LOMBOKita – Sejumlah Kepala Desa di Lombok Timur meminta pemerintah untuk mencabut ijin perusahaan tembakau yang beroperasi di Lotim,kalau perusahaan tersebut tidak bisa memberikan solusi terhadap apa yang dipermasalahkan petani tembakau virginia saat ini.
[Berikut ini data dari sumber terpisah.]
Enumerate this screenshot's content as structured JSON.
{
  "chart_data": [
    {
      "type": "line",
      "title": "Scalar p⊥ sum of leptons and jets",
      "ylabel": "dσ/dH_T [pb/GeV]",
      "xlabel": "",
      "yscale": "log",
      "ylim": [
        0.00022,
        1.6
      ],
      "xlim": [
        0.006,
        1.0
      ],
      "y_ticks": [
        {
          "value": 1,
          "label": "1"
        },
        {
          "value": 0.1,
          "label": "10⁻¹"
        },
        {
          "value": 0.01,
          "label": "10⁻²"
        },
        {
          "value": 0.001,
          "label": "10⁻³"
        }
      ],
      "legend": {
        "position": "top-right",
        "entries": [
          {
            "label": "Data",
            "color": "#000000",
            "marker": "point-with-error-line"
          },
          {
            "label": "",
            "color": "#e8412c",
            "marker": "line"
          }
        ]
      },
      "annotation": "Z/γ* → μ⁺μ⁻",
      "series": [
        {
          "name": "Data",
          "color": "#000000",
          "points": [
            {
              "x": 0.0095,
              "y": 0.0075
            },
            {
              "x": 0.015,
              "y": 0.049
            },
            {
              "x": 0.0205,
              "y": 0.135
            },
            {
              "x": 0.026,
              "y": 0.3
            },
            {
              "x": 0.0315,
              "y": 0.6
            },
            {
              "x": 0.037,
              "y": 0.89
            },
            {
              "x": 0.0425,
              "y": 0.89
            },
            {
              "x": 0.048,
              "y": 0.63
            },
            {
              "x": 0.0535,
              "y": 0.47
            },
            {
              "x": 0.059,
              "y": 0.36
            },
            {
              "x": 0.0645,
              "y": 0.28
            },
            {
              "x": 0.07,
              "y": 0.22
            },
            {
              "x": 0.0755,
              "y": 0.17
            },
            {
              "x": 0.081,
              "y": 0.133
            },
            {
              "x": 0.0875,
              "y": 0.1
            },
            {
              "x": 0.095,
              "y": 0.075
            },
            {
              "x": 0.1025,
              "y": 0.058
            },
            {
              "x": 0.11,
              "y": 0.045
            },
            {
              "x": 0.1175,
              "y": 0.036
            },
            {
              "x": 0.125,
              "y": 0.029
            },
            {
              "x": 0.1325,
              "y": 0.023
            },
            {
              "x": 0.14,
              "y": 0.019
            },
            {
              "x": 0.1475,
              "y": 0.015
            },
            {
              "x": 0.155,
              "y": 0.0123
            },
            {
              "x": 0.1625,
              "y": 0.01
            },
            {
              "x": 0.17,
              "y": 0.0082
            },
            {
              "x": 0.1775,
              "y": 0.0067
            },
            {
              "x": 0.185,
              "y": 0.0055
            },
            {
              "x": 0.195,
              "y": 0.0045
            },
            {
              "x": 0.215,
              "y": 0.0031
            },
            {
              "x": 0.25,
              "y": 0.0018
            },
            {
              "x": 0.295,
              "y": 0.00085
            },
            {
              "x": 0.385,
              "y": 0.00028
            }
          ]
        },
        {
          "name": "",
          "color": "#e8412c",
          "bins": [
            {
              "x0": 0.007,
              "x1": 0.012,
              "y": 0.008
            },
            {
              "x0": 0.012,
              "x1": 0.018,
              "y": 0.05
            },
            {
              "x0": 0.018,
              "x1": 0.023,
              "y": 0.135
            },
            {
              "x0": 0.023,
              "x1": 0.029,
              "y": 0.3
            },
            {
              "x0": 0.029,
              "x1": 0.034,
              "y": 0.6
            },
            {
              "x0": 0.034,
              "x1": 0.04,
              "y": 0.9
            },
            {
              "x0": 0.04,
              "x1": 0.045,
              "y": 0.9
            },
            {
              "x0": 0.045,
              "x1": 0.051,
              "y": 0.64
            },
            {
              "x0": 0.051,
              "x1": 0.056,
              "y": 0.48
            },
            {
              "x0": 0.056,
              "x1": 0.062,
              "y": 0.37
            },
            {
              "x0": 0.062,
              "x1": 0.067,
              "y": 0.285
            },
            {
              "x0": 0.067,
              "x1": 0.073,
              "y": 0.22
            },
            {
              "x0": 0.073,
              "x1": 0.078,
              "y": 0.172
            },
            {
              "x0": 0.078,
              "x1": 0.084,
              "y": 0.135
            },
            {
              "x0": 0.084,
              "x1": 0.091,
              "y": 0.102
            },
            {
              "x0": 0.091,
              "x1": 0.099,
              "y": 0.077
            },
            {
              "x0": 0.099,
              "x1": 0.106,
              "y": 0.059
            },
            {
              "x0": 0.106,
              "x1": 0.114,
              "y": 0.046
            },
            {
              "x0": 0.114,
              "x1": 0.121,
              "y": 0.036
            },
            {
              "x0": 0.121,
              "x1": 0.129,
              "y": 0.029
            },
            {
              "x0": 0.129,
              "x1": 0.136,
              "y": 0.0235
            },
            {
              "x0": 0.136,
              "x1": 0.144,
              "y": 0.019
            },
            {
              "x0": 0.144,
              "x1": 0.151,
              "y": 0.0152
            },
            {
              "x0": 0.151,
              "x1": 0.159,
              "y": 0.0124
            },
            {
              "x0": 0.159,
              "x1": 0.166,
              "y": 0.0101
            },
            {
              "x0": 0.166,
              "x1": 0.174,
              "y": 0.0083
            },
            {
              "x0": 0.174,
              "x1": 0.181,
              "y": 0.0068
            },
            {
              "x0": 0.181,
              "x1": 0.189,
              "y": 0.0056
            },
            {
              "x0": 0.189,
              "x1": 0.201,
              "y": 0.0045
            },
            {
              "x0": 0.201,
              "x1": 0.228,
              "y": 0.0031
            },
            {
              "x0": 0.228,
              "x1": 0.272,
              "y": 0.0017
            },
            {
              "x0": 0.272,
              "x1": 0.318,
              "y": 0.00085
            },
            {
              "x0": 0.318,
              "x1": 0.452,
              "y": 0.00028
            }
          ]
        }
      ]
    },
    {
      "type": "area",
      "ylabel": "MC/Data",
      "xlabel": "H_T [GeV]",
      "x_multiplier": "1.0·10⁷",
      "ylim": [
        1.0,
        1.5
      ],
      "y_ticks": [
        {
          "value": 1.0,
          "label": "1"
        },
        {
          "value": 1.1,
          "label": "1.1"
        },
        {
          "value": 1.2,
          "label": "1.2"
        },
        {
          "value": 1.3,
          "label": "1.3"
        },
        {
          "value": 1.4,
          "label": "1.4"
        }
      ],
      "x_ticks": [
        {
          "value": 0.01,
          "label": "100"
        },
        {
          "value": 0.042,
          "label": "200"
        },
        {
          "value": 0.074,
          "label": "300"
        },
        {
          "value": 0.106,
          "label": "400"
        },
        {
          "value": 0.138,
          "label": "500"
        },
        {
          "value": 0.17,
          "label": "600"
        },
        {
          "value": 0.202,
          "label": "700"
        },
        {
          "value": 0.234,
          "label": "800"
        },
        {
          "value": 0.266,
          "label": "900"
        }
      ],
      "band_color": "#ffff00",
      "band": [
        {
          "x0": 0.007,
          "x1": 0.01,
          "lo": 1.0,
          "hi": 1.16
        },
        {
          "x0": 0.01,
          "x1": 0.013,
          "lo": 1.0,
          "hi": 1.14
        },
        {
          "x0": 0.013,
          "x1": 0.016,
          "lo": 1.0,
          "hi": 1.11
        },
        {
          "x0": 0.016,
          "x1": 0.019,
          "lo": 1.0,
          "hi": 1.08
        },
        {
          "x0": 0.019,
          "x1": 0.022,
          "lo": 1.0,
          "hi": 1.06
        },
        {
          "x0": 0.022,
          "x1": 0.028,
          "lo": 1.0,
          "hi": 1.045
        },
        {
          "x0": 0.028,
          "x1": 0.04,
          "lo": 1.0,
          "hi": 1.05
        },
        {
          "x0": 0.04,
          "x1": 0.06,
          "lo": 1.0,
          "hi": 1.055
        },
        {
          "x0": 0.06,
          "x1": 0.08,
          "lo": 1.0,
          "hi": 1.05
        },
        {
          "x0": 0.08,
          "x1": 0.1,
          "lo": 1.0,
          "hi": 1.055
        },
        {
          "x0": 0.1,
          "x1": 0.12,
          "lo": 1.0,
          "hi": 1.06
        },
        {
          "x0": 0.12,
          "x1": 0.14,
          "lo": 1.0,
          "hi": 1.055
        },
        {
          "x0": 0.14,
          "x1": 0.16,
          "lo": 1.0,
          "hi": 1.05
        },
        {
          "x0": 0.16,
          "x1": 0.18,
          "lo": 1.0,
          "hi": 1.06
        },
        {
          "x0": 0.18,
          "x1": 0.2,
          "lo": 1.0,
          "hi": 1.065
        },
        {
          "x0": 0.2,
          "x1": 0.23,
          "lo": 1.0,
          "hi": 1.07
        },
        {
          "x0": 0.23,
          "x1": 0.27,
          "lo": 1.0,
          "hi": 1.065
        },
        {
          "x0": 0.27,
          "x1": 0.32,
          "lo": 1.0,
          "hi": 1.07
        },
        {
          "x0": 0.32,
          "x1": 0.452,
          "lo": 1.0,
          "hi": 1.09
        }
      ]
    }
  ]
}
Salah satunya mengenai masalah pembelian dan harga tembakau milik petani.
Demikian ditegaskan Kades Borok Toyong, Ahyar Rosidi saat mendatangi kantor PT.Indo Kasturi Perkasa (IPK) Praubayar, Kecamatan Terara,Senin (14/10) bersama dengan para Kades lainnya.
Ia menjelaskan memang banyak perusahaan tembakau di Lotim, akan tapi tentunya setiap musim tembakau tiba tentunya para petani dipermasalahkan dengan masalah harga pembelian yang dianggap kurang menguntungkan petani.
Begitu mengenai masalah adanya oknum yang bermain dibalik pembelian harga terbakau ini tentunya ini menjadi persoalan yang tidak bisa diselesaikan oleh pemerintah daerah maupun perusahaan tembakau.
” Kami inginkan pemerintah daerah dan perusahaan harus berpihak kepada petani tembakau, bukan malah mempermainkan harga pembelian yang tentunya merugikan petani tembakau,” tukasnya.
” Kalau saya ibaratkan lebih bagus harga krupuk dengan harga tembakau saat ini,” ujar Ahyar Rosidi dengan semangat berapi-api.
Hal yang sama dikatakan Kades Selagik, Hamdan Firdaus mengatakan sangat setuju kalau perusahaan di Lotim untuk dicabut ijinya, kalau tidak bisa menyelesaikan permasalahan yang dihadapi petani tembakau saat ini.
” Sangat setuju sekali kalau perusahaan tembakau yang ada tidak mampu mencari solusi atas permasalahan petani tembakau, lebih baik dicabut ijinya saja,untuk kemudian pemerintah daerah mencari solusi yang baru nantinya,” tandasnya.